Python Tips

A personal note on some useful notations for using python.

github

  • The jupyter notebook format file on github is here.

google colaboratory

  • If you want to run it in google colaboratory here 010/010_nb.ipynb)

Author’s environment

sw_vers
ProductName: Mac OS X

    ProductName: Mac OS X
    ProductVersion: 10.14.6
    BuildVersion: 18G95
Python -V
Python 3.5.5 :: Anaconda, Inc.

Fast aggregate retrieval after groupby in pandas

A pandas specialist once told me about a fast way to get the results (DataFrame type) after a groupby.

Basic library loading.

%matplotlib inline
%config InlineBackend.figure_format = 'svg'

import time
import json

import matplotlib.pyplot as plt
import numpy as np
count = 8
df_list = [].

for k in range(count):
  num = 10 ** k
  a1 = [{'a': i, 'b':i ** 2, 'c': i ** 3 % 9973} for i in range(num)]
  df_list.append(pd.DataFrame(a1))

Here’s a fast way to extract it using a combination of groupy and for that I was taught.

time_list = [].
for i, df in enumerate(df_list):
  start_time = time.time()
  for c, _ in df.groupby('c'):
    pass
  time_list.append(time.time() - start_time)

I’m ashamed to say that this is the method I’ve been using.

time_list_02 = [].
c_list = df_list[count - 1]['c'].unique().tolist()

for i, df in enumerate(df_list):
  for c in c_list:
    df[df['c'] == c].count()
  time_list_02.append(time.time() - start_time)

Compare results

Let’s plot and compare the results. Note that the $x$ axis is the exponent of the number of rows in the DataFrame and the $y$ axis is the logarithm.
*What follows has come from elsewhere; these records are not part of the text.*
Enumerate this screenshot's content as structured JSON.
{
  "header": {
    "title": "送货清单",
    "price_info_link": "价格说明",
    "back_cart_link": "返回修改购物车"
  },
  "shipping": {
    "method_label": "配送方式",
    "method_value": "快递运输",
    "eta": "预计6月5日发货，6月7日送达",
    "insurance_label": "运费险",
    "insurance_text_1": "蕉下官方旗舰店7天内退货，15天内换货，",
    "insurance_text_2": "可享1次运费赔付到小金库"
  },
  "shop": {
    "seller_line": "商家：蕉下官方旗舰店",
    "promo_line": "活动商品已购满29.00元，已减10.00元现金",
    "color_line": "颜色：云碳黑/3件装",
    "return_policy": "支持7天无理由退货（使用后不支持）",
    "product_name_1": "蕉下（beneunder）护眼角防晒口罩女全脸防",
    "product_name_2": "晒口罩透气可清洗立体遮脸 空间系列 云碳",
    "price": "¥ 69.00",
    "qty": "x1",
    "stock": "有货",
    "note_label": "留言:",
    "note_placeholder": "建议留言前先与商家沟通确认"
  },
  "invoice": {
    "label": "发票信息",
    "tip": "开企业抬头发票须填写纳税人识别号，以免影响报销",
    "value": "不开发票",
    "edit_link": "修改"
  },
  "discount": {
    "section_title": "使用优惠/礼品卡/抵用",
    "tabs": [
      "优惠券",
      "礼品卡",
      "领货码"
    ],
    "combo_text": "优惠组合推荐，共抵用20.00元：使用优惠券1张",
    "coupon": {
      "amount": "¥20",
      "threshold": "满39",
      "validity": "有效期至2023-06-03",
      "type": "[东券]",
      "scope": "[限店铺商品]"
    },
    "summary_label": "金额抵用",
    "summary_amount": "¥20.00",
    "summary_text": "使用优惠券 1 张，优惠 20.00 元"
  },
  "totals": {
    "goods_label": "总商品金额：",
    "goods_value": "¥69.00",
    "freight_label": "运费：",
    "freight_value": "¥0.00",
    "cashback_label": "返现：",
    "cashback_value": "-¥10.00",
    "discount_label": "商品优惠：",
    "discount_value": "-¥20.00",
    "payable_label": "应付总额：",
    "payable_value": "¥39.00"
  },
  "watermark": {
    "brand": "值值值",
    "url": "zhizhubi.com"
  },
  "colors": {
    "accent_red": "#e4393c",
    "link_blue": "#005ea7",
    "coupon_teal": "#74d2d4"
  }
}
import matplotlib.pyplot as plt

plt.yscale('log')
plt.plot(range(count), time_list, label='modified')
plt.plot(range(count), time_list_02, label='previous')
plt.grid()
plt.legend()
plt.show()

Even with a large amount of data, I have confirmed that the speed is about one digit faster. There is a lot of depth to the pandas that we usually use without thinking about it. I have to thank the person who told me about this! It really helped me!